De plus en plus insolemment, Novatek grignote des parts de marché au géant Gazprom, aussi bien à l'exportation que sur le marché domestique. La filiale russe du groupe allemand E.ON cessera ainsi à partir de 2013 d'acheter du gaz à l'ancien monopole d'Etat. E.ON lui a préféré Novatek, plus souple sur sa politique de prix. Ce n'est pas un contrat anecdotique, mais un contrat à long terme de 15 ans. Le conseil des directeurs d'E.ON a pris jeudi soir la décision stratégique de changer le fournisseur de ses quatre centrales électriques fonctionnant au gaz. Selon des informations officieuses venant du quotidien Kommersant, il s'agirait d'un volume de 7 milliards de m3 par an. Soit un manque à gagner pouvant aller jusqu'à 16 milliards d'euros pour Gazprom. D'autres estimations plus modestes indiquent des pertes de 144 millions d'euros par an pour Gazprom et des économies nettes de 12 millions d'euros par an pour E.On Russia. Rappelons au passage que E.On, la maison mère allemande, qui un temps détenait 10% du capital de Gazprom, a progressivement réduit sa participation et vendu ses derniers 3,5 % restants en 2010. Le divorce n'est pas total, puisque le groupe continue d'être l'un des plus importants acheteurs du gaz russe exporté par Gazprom.

Novatek contourne aussi le monopole d'exportation de Gazprom

Novatek avait déjà surpris son monde en devenant officiellement la semaine dernière le premier groupe gazier russe à négocier des volumes de gaz avec des groupes étrangers, également au nez et à la barbe de Gazprom. Officiellement, le géant d'Etat détient toujours deux monopoles : celui des gazoducs et celui des exportations. Novatek n'a conclut un contrat avec l'Allemand EnBW qu'en tant que négociant, et non pas en tant que fournisseur direct de gaz russe.

Mais la domination de Gazprom, que la politique du Kremlin a tout fait pour rendre absolue, apparaît clairement contestée depuis quelques mois.
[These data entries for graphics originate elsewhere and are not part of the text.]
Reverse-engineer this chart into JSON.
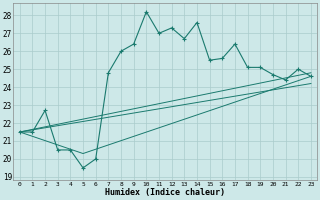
{
  "xlabel": "Humidex (Indice chaleur)",
  "bg_color": "#cde8e8",
  "grid_color": "#aacccc",
  "line_color": "#1a7a6e",
  "xlim": [
    -0.5,
    23.5
  ],
  "ylim": [
    18.8,
    28.7
  ],
  "yticks": [
    19,
    20,
    21,
    22,
    23,
    24,
    25,
    26,
    27,
    28
  ],
  "xticks": [
    0,
    1,
    2,
    3,
    4,
    5,
    6,
    7,
    8,
    9,
    10,
    11,
    12,
    13,
    14,
    15,
    16,
    17,
    18,
    19,
    20,
    21,
    22,
    23
  ],
  "line1_x": [
    0,
    1,
    2,
    3,
    4,
    5,
    6,
    7,
    8,
    9,
    10,
    11,
    12,
    13,
    14,
    15,
    16,
    17,
    18,
    19,
    20,
    21,
    22,
    23
  ],
  "line1_y": [
    21.5,
    21.5,
    22.7,
    20.5,
    20.5,
    19.5,
    20.0,
    24.8,
    26.0,
    26.4,
    28.2,
    27.0,
    27.3,
    26.7,
    27.6,
    25.5,
    25.6,
    26.4,
    25.1,
    25.1,
    24.7,
    24.4,
    25.0,
    24.6
  ],
  "line2_x": [
    0,
    5,
    23
  ],
  "line2_y": [
    21.5,
    20.3,
    24.6
  ],
  "line3_x": [
    0,
    23
  ],
  "line3_y": [
    21.5,
    24.8
  ],
  "line4_x": [
    0,
    23
  ],
  "line4_y": [
    21.5,
    24.2
  ]
}
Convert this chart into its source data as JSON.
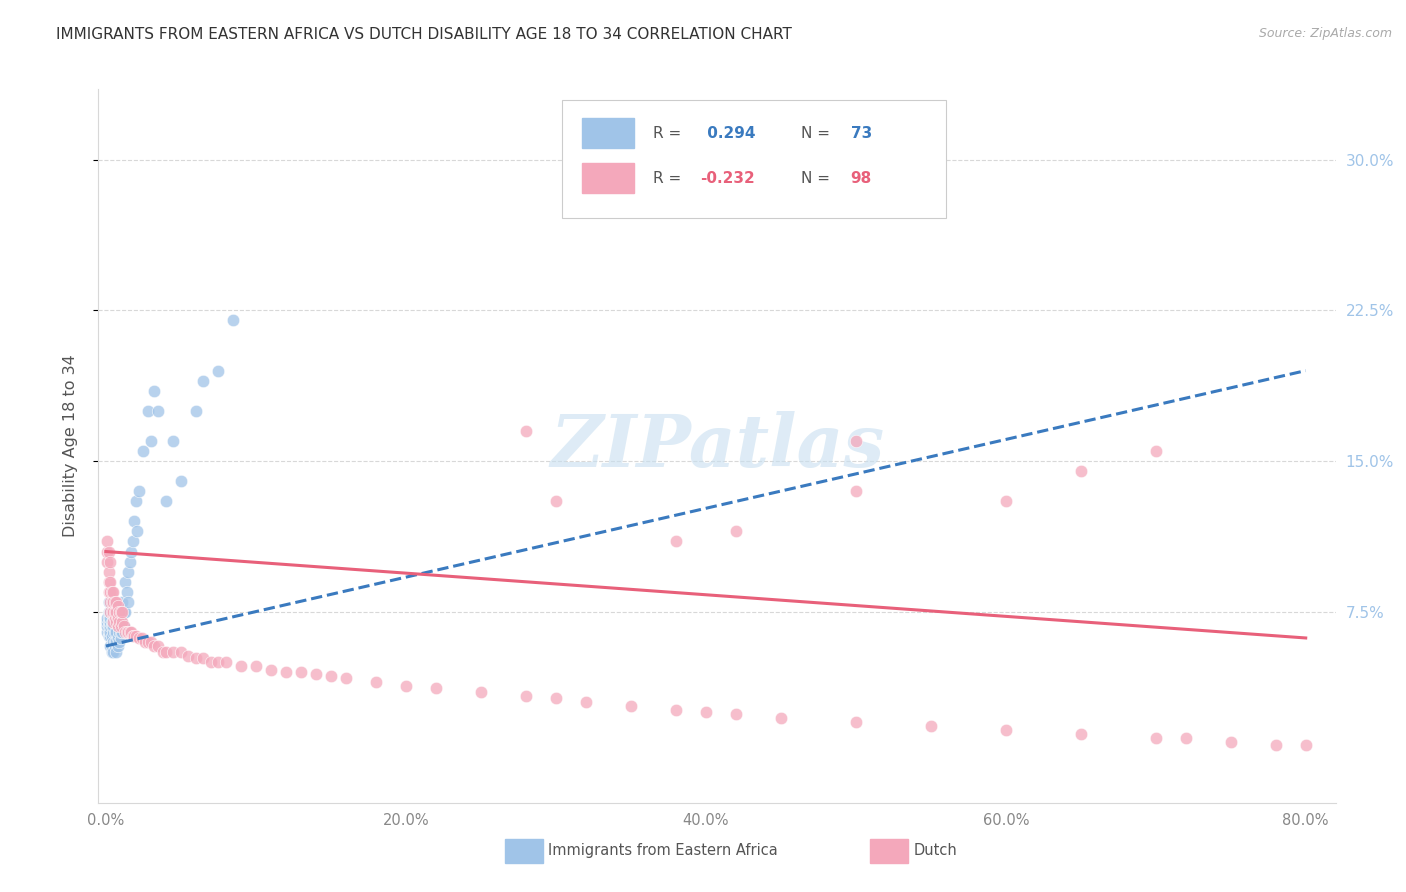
{
  "title": "IMMIGRANTS FROM EASTERN AFRICA VS DUTCH DISABILITY AGE 18 TO 34 CORRELATION CHART",
  "source": "Source: ZipAtlas.com",
  "ylabel": "Disability Age 18 to 34",
  "yticks": [
    "7.5%",
    "15.0%",
    "22.5%",
    "30.0%"
  ],
  "ytick_vals": [
    0.075,
    0.15,
    0.225,
    0.3
  ],
  "watermark": "ZIPatlas",
  "blue_scatter_x": [
    0.001,
    0.001,
    0.001,
    0.001,
    0.002,
    0.002,
    0.002,
    0.002,
    0.002,
    0.002,
    0.002,
    0.003,
    0.003,
    0.003,
    0.003,
    0.003,
    0.003,
    0.003,
    0.004,
    0.004,
    0.004,
    0.004,
    0.004,
    0.005,
    0.005,
    0.005,
    0.005,
    0.005,
    0.006,
    0.006,
    0.006,
    0.006,
    0.007,
    0.007,
    0.007,
    0.007,
    0.008,
    0.008,
    0.008,
    0.009,
    0.009,
    0.009,
    0.01,
    0.01,
    0.01,
    0.011,
    0.011,
    0.012,
    0.012,
    0.013,
    0.013,
    0.014,
    0.015,
    0.015,
    0.016,
    0.017,
    0.018,
    0.019,
    0.02,
    0.021,
    0.022,
    0.025,
    0.028,
    0.03,
    0.032,
    0.035,
    0.04,
    0.045,
    0.05,
    0.06,
    0.065,
    0.075,
    0.085
  ],
  "blue_scatter_y": [
    0.065,
    0.068,
    0.07,
    0.072,
    0.063,
    0.065,
    0.068,
    0.07,
    0.072,
    0.075,
    0.08,
    0.058,
    0.063,
    0.065,
    0.068,
    0.07,
    0.072,
    0.075,
    0.055,
    0.058,
    0.063,
    0.068,
    0.07,
    0.055,
    0.06,
    0.065,
    0.068,
    0.072,
    0.058,
    0.06,
    0.065,
    0.07,
    0.055,
    0.06,
    0.065,
    0.07,
    0.058,
    0.062,
    0.068,
    0.06,
    0.065,
    0.07,
    0.062,
    0.065,
    0.07,
    0.065,
    0.08,
    0.068,
    0.075,
    0.075,
    0.09,
    0.085,
    0.08,
    0.095,
    0.1,
    0.105,
    0.11,
    0.12,
    0.13,
    0.115,
    0.135,
    0.155,
    0.175,
    0.16,
    0.185,
    0.175,
    0.13,
    0.16,
    0.14,
    0.175,
    0.19,
    0.195,
    0.22
  ],
  "pink_scatter_x": [
    0.001,
    0.001,
    0.001,
    0.002,
    0.002,
    0.002,
    0.002,
    0.003,
    0.003,
    0.003,
    0.003,
    0.003,
    0.004,
    0.004,
    0.004,
    0.005,
    0.005,
    0.005,
    0.005,
    0.006,
    0.006,
    0.006,
    0.007,
    0.007,
    0.007,
    0.008,
    0.008,
    0.008,
    0.009,
    0.009,
    0.01,
    0.01,
    0.011,
    0.011,
    0.012,
    0.013,
    0.014,
    0.015,
    0.016,
    0.017,
    0.018,
    0.019,
    0.02,
    0.022,
    0.024,
    0.026,
    0.028,
    0.03,
    0.032,
    0.035,
    0.038,
    0.04,
    0.045,
    0.05,
    0.055,
    0.06,
    0.065,
    0.07,
    0.075,
    0.08,
    0.09,
    0.1,
    0.11,
    0.12,
    0.13,
    0.14,
    0.15,
    0.16,
    0.18,
    0.2,
    0.22,
    0.25,
    0.28,
    0.3,
    0.32,
    0.35,
    0.38,
    0.4,
    0.42,
    0.45,
    0.5,
    0.55,
    0.6,
    0.65,
    0.7,
    0.72,
    0.75,
    0.78,
    0.8,
    0.5,
    0.6,
    0.65,
    0.7,
    0.38,
    0.42,
    0.5,
    0.28,
    0.3
  ],
  "pink_scatter_y": [
    0.1,
    0.105,
    0.11,
    0.085,
    0.09,
    0.095,
    0.105,
    0.075,
    0.08,
    0.085,
    0.09,
    0.1,
    0.075,
    0.08,
    0.085,
    0.07,
    0.075,
    0.08,
    0.085,
    0.072,
    0.075,
    0.08,
    0.07,
    0.075,
    0.08,
    0.068,
    0.072,
    0.078,
    0.07,
    0.075,
    0.068,
    0.075,
    0.07,
    0.075,
    0.068,
    0.065,
    0.065,
    0.065,
    0.065,
    0.065,
    0.063,
    0.063,
    0.063,
    0.062,
    0.062,
    0.06,
    0.06,
    0.06,
    0.058,
    0.058,
    0.055,
    0.055,
    0.055,
    0.055,
    0.053,
    0.052,
    0.052,
    0.05,
    0.05,
    0.05,
    0.048,
    0.048,
    0.046,
    0.045,
    0.045,
    0.044,
    0.043,
    0.042,
    0.04,
    0.038,
    0.037,
    0.035,
    0.033,
    0.032,
    0.03,
    0.028,
    0.026,
    0.025,
    0.024,
    0.022,
    0.02,
    0.018,
    0.016,
    0.014,
    0.012,
    0.012,
    0.01,
    0.009,
    0.009,
    0.135,
    0.13,
    0.145,
    0.155,
    0.11,
    0.115,
    0.16,
    0.165,
    0.13
  ],
  "blue_line_x": [
    0.0,
    0.8
  ],
  "blue_line_y": [
    0.058,
    0.195
  ],
  "pink_line_x": [
    0.0,
    0.8
  ],
  "pink_line_y": [
    0.105,
    0.062
  ],
  "xlim": [
    -0.005,
    0.82
  ],
  "ylim": [
    -0.02,
    0.335
  ],
  "xtick_vals": [
    0.0,
    0.2,
    0.4,
    0.6,
    0.8
  ],
  "xtick_labels": [
    "0.0%",
    "20.0%",
    "40.0%",
    "60.0%",
    "80.0%"
  ],
  "background_color": "#ffffff",
  "grid_color": "#d8d8d8",
  "title_color": "#333333",
  "blue_color": "#a0c4e8",
  "pink_color": "#f4a8bb",
  "blue_line_color": "#3a7abf",
  "pink_line_color": "#e8607a",
  "right_tick_color": "#a0c4e8",
  "watermark_color": "#c8dff0",
  "source_color": "#aaaaaa"
}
Novatek avait auparavant déjà soutiré quelques contrats emblématiques au leader, notamment en concluant des premiers contrats avec le groupe d'Etat Inter-RAO, producteur d'électricité. De plus en plus de négociants régionaux gagnent en indépendance et font jouer la compétition entre les fournisseurs de gaz. Gazprom conserve autour de 73% des parts du marché domestique, mais un consensus d'analystes voient cette part baisser à 70% en 2015. « La production de Novatek augmente, et le groupe bâtit des relations avec de nouveaux clients. Tandis que c'est exactement le phénomène inverse qu'on observe chez Gazprom », constate un expert du marché gazier. Novatek est détenu à 23,1% par l'homme d'affaires Guennadi Timchenko, réputé proche de Vladimir Poutine, et à 15,2% par le groupe français Total.